Collectively, these data show that the mild-motor predominant, diffuse-malignant, and intermediate subtypes are closely associated with disease duration and stage. This supports the idea that these divisions may actually represent changes in the disease over time, rather than variations person-to-person.

But, the researchers stressed, these findings don’t mean that the subtyping system is wrong, just that its implications need clarification.
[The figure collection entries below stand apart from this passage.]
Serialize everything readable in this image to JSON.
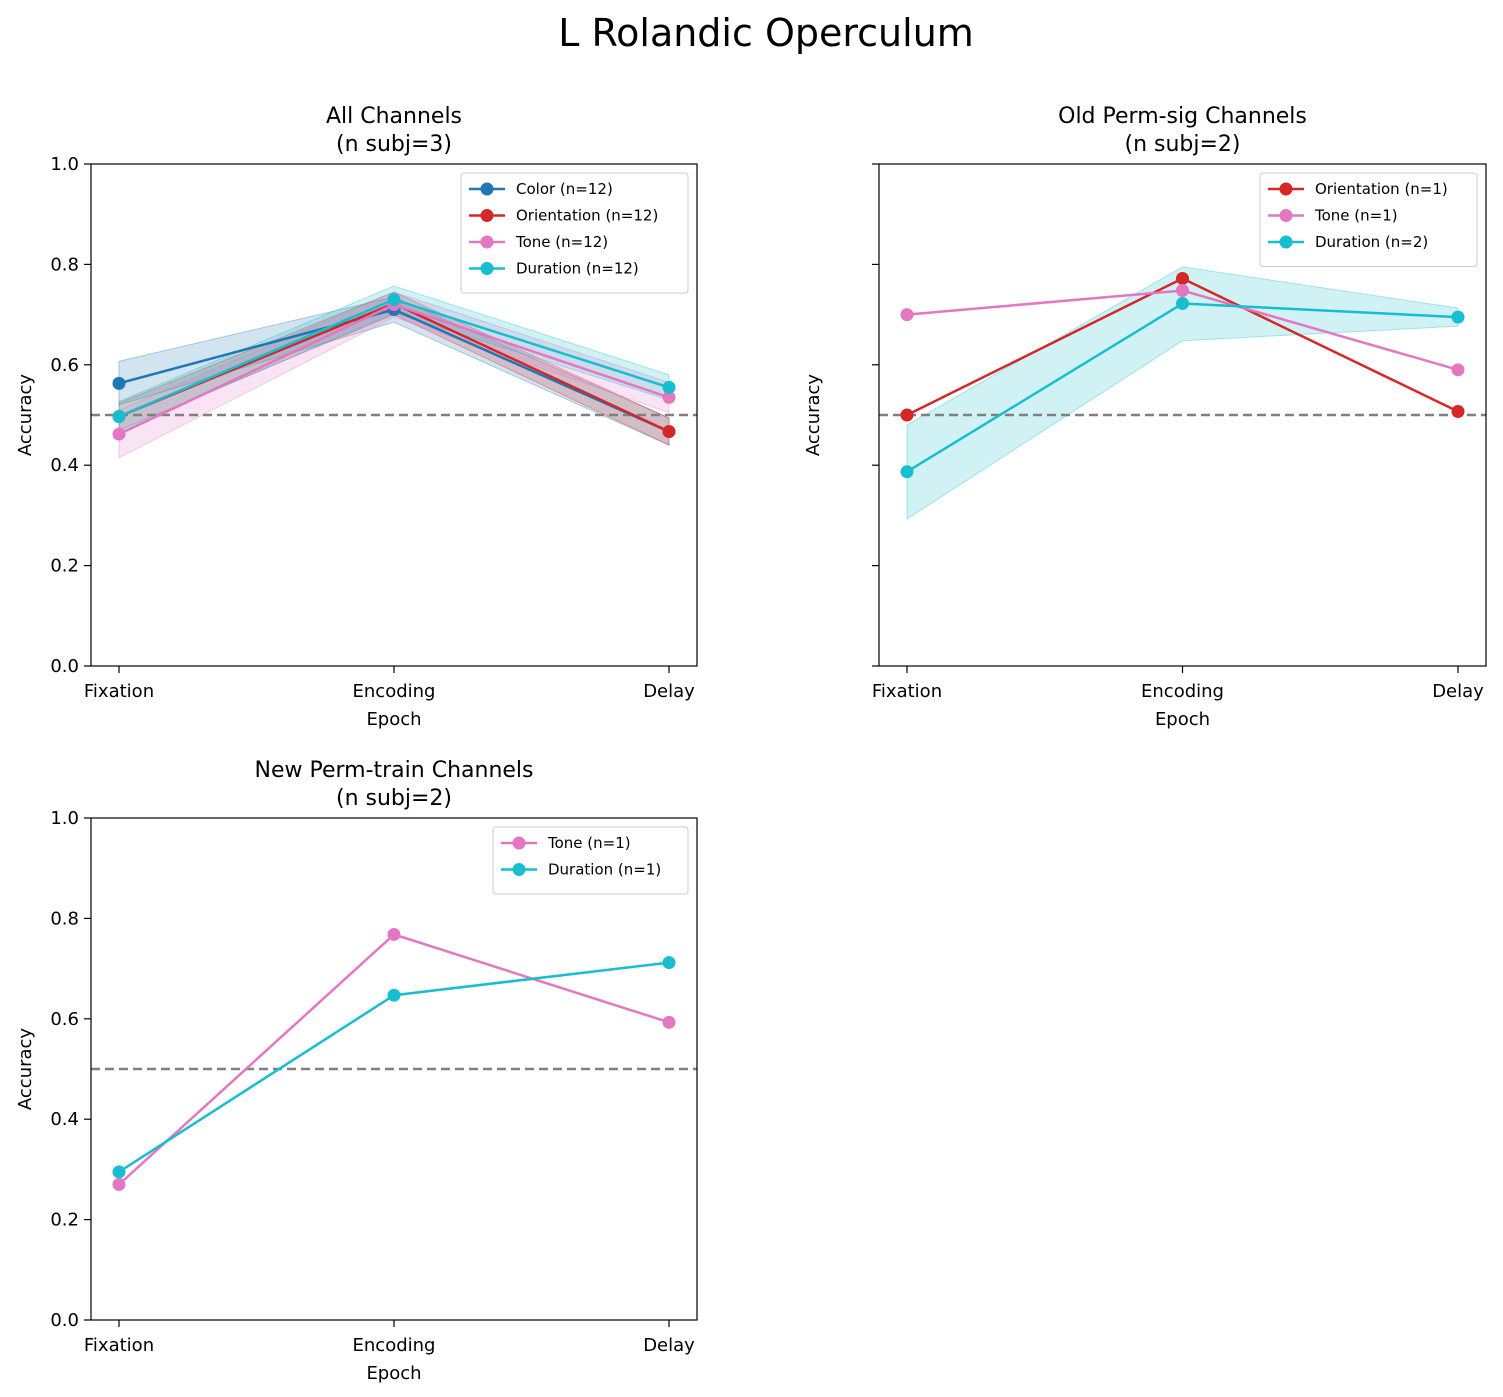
{
  "figure": {
    "suptitle": "L Rolandic Operculum",
    "reference_line": 0.5
  },
  "colors": {
    "Color": "#1f77b4",
    "Orientation": "#d62728",
    "Tone": "#e377c2",
    "Duration": "#17becf",
    "reference": "#808080"
  },
  "chart_data": [
    {
      "type": "line",
      "title": [
        "All Channels",
        "(n subj=3)"
      ],
      "xlabel": "Epoch",
      "ylabel": "Accuracy",
      "categories": [
        "Fixation",
        "Encoding",
        "Delay"
      ],
      "ylim": [
        0,
        1.0
      ],
      "yticks": [
        "0.0",
        "0.2",
        "0.4",
        "0.6",
        "0.8",
        "1.0"
      ],
      "show_ytick_labels": true,
      "legend_position": "upper-right",
      "series": [
        {
          "name": "Color (n=12)",
          "key": "Color",
          "values": [
            0.563,
            0.71,
            0.467
          ],
          "lower": [
            0.52,
            0.685,
            0.44
          ],
          "upper": [
            0.607,
            0.735,
            0.494
          ]
        },
        {
          "name": "Orientation (n=12)",
          "key": "Orientation",
          "values": [
            0.497,
            0.722,
            0.467
          ],
          "lower": [
            0.47,
            0.7,
            0.44
          ],
          "upper": [
            0.524,
            0.745,
            0.494
          ]
        },
        {
          "name": "Tone (n=12)",
          "key": "Tone",
          "values": [
            0.462,
            0.72,
            0.535
          ],
          "lower": [
            0.415,
            0.695,
            0.505
          ],
          "upper": [
            0.51,
            0.745,
            0.565
          ]
        },
        {
          "name": "Duration (n=12)",
          "key": "Duration",
          "values": [
            0.497,
            0.73,
            0.555
          ],
          "lower": [
            0.467,
            0.703,
            0.53
          ],
          "upper": [
            0.527,
            0.757,
            0.58
          ]
        }
      ]
    },
    {
      "type": "line",
      "title": [
        "Old Perm-sig Channels",
        "(n subj=2)"
      ],
      "xlabel": "Epoch",
      "ylabel": "Accuracy",
      "categories": [
        "Fixation",
        "Encoding",
        "Delay"
      ],
      "ylim": [
        0,
        1.0
      ],
      "yticks": [
        "0.0",
        "0.2",
        "0.4",
        "0.6",
        "0.8",
        "1.0"
      ],
      "show_ytick_labels": false,
      "legend_position": "upper-right",
      "series": [
        {
          "name": "Orientation (n=1)",
          "key": "Orientation",
          "values": [
            0.5,
            0.772,
            0.507
          ]
        },
        {
          "name": "Tone (n=1)",
          "key": "Tone",
          "values": [
            0.7,
            0.748,
            0.59
          ]
        },
        {
          "name": "Duration (n=2)",
          "key": "Duration",
          "values": [
            0.387,
            0.722,
            0.695
          ],
          "lower": [
            0.293,
            0.648,
            0.677
          ],
          "upper": [
            0.48,
            0.795,
            0.713
          ]
        }
      ]
    },
    {
      "type": "line",
      "title": [
        "New Perm-train Channels",
        "(n subj=2)"
      ],
      "xlabel": "Epoch",
      "ylabel": "Accuracy",
      "categories": [
        "Fixation",
        "Encoding",
        "Delay"
      ],
      "ylim": [
        0,
        1.0
      ],
      "yticks": [
        "0.0",
        "0.2",
        "0.4",
        "0.6",
        "0.8",
        "1.0"
      ],
      "show_ytick_labels": true,
      "legend_position": "upper-right",
      "series": [
        {
          "name": "Tone (n=1)",
          "key": "Tone",
          "values": [
            0.27,
            0.768,
            0.593
          ]
        },
        {
          "name": "Duration (n=1)",
          "key": "Duration",
          "values": [
            0.295,
            0.647,
            0.712
          ]
        }
      ]
    }
  ]
}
“Our results are not in contrast with previous evidence and do not aim to challenge this subtyping system as such, but would call for a clarification of what the construct of subtype should mean,” the researchers wrote.

“Since a patient with MM phenotype at onset will be likely to convert into the DM phenotype at some point, the implication is made that a particular subtype is not able to predict if certain milestones will be reached or not,” they added. “On the other hand, the current data also shows that a proportion of patients have reached the DM stage with short disease duration, which supports the notion that a difference in the rate of progression exists among PD patients.”

The current study’s findings “argue against the concept that these subtypes reflect mutually exclusive disease pathways,” the researchers continued. “The evidence that these subtypes might be not consistent over time has to be taken into account, specifically when attempting to explore correlations with putative biomarkers of disease progression.”

An important caveat of this study is that it was cross-sectional — that is, data were collected at a single point in time, and findings were extrapolated from those data. Further longitudinal studies, which collect data over a length of time, will be needed to validate these findings.